Algumas financeiras e a própria Associação Comercial do Paraná também avaliam que não haverá redução das compras a prazo. Estes setores são unânimes em afirmar que o consumidor não tem interesse em saber quanto será o valor final do produto após o pagamento de todas as prestações. ‘‘O que interessa é saber se vai dar para pagar as parcelas’’, afirma a assistente da área financeira de uma rede de lojas, Josiane Adami.
Com um faturamento mensal de R$ 9 milhões, a rede ainda não adotou qualquer medida que possa aumentar os juros ou alterar o crediário por causa do IOF. A empresa vende cerca de 30% dos produtos a prazo.

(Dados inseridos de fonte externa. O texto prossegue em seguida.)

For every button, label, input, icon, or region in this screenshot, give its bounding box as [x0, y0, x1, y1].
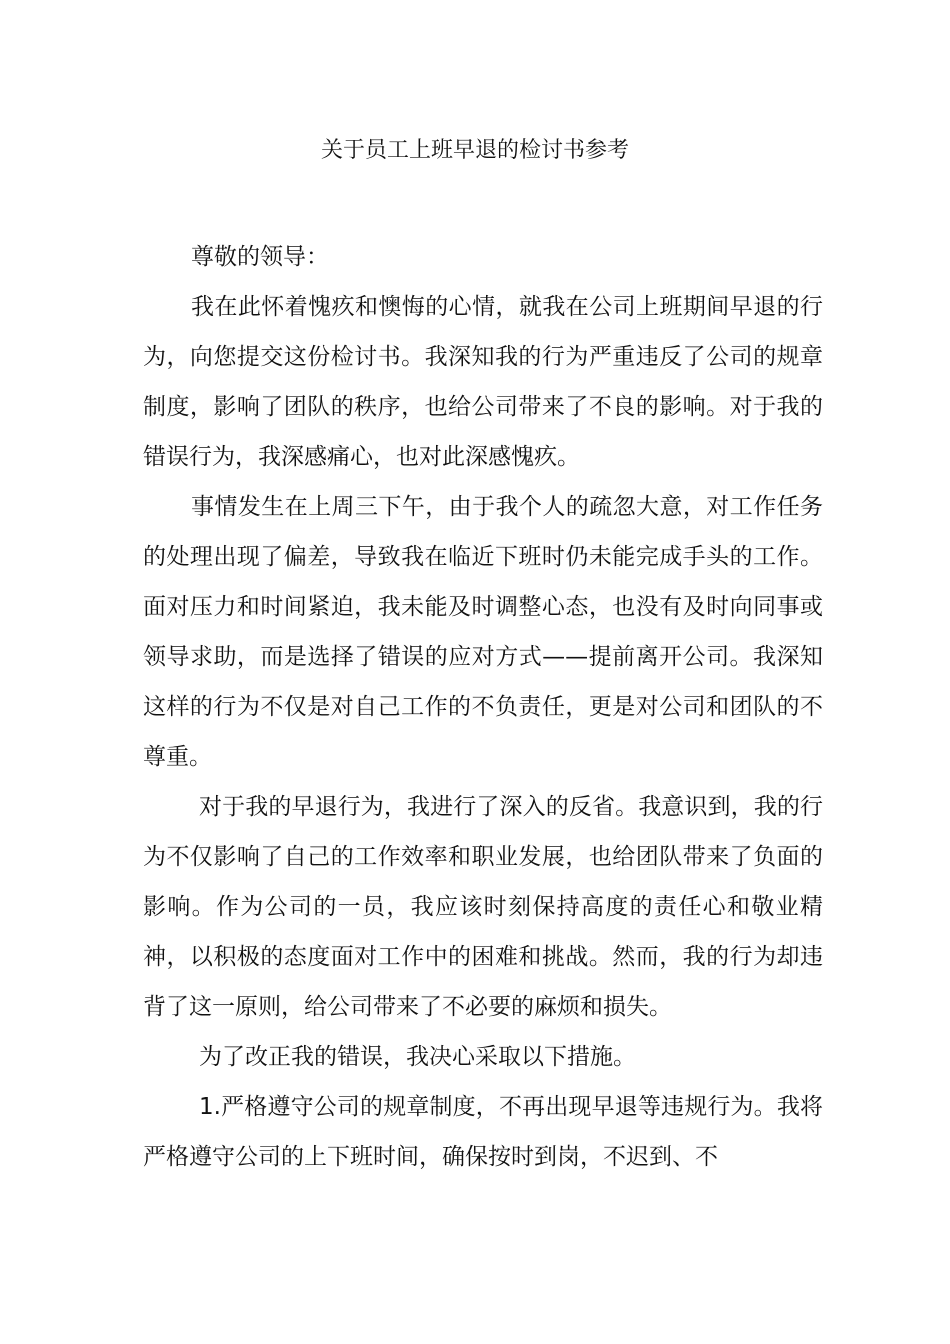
- document-title: 关于员工上班早退的检讨书参考: [320, 138, 629, 163]
- paragraph-apology: 我在此怀着愧疚和懊悔的心情，就我在公司上班期间早退的行为，向您提交这份检讨书。我深知我的行为严重违反了公司的规章制度，影响了团队的秩序，也给公司带来了不良的影响。对于我的错误行为，我深感痛心，也对此深感愧疚。: [143, 294, 823, 470]
- paragraph-measures-intro: 为了改正我的错误，我决心采取以下措施。: [199, 1044, 636, 1070]
- paragraph-reflection: 对于我的早退行为，我进行了深入的反省。我意识到，我的行为不仅影响了自己的工作效率和职业发展，也给团队带来了负面的影响。作为公司的一员，我应该时刻保持高度的责任心和敬业精神，以积极的态度面对工作中的困难和挑战。然而，我的行为却违背了这一原则，给公司带来了不必要的麻烦和损失。: [143, 794, 823, 1020]
- document-body: [143, 232, 823, 1182]
- paragraph-incident: 事情发生在上周三下午，由于我个人的疏忽大意，对工作任务的处理出现了偏差，导致我在临近下班时仍未能完成手头的工作。面对压力和时间紧迫，我未能及时调整心态，也没有及时向同事或领导求助，而是选择了错误的应对方式——提前离开公司。我深知这样的行为不仅是对自己工作的不负责任，更是对公司和团队的不尊重。: [143, 494, 823, 770]
- paragraph-measure-1: 1.严格遵守公司的规章制度，不再出现早退等违规行为。我将严格遵守公司的上下班时间，确保按时到岗，不迟到、不: [143, 1094, 823, 1170]
- salutation: 尊敬的领导：: [191, 244, 329, 270]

Segundo a Associação Comercial, há lojas de departamentos em Curitiba que chegam a vender até 80% no crediário. O que mais chama atenção dos consumidores é o preço baixo da prestação.
O gerente de banco Manuel Ribeiro também diz que não haverá queda no crediário, porque a maioria das pessoas não calcula o juro efetivo que incide sobre um produto. ‘‘A ânsia de comprar é maior’’, diz Ribeiro. Desde setembro do ano passado ele diz que a empresa parou com a linha de financiamento ao comércio e voltaria neste mês, mas adiou o retorno para julho. Assim, poder ver como o mercado financeiro vai se comportar diante da nova alíquota do IOF.
Mas prestação baixa não é sinônimo de produto barato. Um aparelho de som em uma grande loja de Curitiba custa R$ 869,00 à vista. Se o consumidor optar pelo pagamento em 19 vezes, a prestação será de R$ 85,16. Só que no final do período, o produto terá custado R$ 1.618,00. Se o comprador colocasse o dinheiro na poupança durante os 19 meses, conseguiria comprar dois aparelhos de som à vista e ainda levaria um troco de R$ 60,00, sem contar o rendimento da caderneta.
Por causa da demanda reprimida de consumo, as pessoas não se incomodam em fazer dívidas nas lojas para comprar os produtos. A preferência é pelos eletrodomésticos. Desde o Plano Real, o patamar das vendas no comércio tem se mantido alto. A pesquisa mensal feita pelo Serviço de Proteção ao Crédito mostra que os níveis de consumo estão de 150 até 300 pontos mais altos em relação ao índice 100, tomado como referência em julho de 1994.
O Banco do Brasil, que tem uma carteira de R$ 89 milhões em operações onde incide o IOF para pessoas físicas, também não aposta numa fuga em massa dos financiamentos, principalmente os que sejam de curto prazo. ‘‘As pessoas não analisam o custo final, mas as prestações que terão’’, afirma o coordenador do núcleo de comunicação do Banco do Brasil, Luis Antonio Digiovani.